Die Rolle der Politik
Wendt fordert ein Umdenken in der politischen Führung: Regeln müssten konsequent durchgesetzt, Klagewege gegen Lehrkräfte begrenzt und staatliche Beschäftigte besser geschützt werden. Nur so könne das Vertrauen in staatliche Institutionen wiederhergestellt werden.

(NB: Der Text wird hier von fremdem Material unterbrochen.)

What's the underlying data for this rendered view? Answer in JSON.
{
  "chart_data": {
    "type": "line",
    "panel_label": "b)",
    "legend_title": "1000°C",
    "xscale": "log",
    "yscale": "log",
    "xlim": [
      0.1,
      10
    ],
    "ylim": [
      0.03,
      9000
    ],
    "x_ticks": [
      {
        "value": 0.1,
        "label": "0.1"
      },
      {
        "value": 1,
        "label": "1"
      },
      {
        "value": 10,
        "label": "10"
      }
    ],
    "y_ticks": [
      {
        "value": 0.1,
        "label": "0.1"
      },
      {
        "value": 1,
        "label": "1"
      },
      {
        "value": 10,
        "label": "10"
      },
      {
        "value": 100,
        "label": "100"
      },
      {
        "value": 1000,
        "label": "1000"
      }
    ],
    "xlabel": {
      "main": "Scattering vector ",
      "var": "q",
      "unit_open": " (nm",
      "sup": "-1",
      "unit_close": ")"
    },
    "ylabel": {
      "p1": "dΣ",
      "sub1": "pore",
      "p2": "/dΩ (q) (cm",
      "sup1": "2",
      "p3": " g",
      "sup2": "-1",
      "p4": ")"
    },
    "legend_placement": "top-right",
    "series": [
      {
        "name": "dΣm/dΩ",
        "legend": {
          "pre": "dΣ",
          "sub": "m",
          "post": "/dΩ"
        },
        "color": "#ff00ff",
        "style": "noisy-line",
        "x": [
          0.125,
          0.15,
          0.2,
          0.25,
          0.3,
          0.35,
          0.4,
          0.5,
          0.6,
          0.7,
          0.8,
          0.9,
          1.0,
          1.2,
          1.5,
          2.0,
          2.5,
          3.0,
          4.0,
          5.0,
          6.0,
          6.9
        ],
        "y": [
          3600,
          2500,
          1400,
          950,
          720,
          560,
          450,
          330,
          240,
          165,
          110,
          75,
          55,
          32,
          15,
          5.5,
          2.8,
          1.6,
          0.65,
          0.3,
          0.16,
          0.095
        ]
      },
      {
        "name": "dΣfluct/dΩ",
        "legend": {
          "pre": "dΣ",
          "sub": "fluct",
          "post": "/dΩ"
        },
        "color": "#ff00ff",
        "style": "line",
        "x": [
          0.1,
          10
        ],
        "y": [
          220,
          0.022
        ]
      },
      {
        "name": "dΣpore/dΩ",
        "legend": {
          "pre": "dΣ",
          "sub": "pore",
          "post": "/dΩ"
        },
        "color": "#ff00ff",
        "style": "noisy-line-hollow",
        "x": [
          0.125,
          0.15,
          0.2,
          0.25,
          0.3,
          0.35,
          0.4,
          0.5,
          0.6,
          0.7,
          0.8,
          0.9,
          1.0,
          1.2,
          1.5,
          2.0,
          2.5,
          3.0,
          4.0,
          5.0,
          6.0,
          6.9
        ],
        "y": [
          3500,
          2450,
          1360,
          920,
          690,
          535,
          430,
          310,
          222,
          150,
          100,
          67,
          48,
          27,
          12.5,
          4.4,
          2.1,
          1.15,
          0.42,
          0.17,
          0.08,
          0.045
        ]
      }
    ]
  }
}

Prävention und Intervention: Wege aus der Krise
Gewaltprävention an Schulen
Stefan Düll betont, dass verrohte Jugendliche nicht zwangsläufig zu verrohten Erwachsenen werden. Gewaltprävention und -intervention, unterstützt durch Polizei und pädagogische Maßnahmen, könnten helfen, Werte wie Respekt und gewaltfreie Konfliktlösung zu vermitteln.
Stärkung von Autorität und Werten
Experten sind sich einig, dass die Wiederherstellung von Respekt vor staatlichen Institutionen und Autoritätspersonen essenziell ist. Eine Rückbesinnung auf Werte wie Anstand, Pflichtbewusstsein und Gemeinschaftssinn könnte die wachsende Respektlosigkeit eindämmen.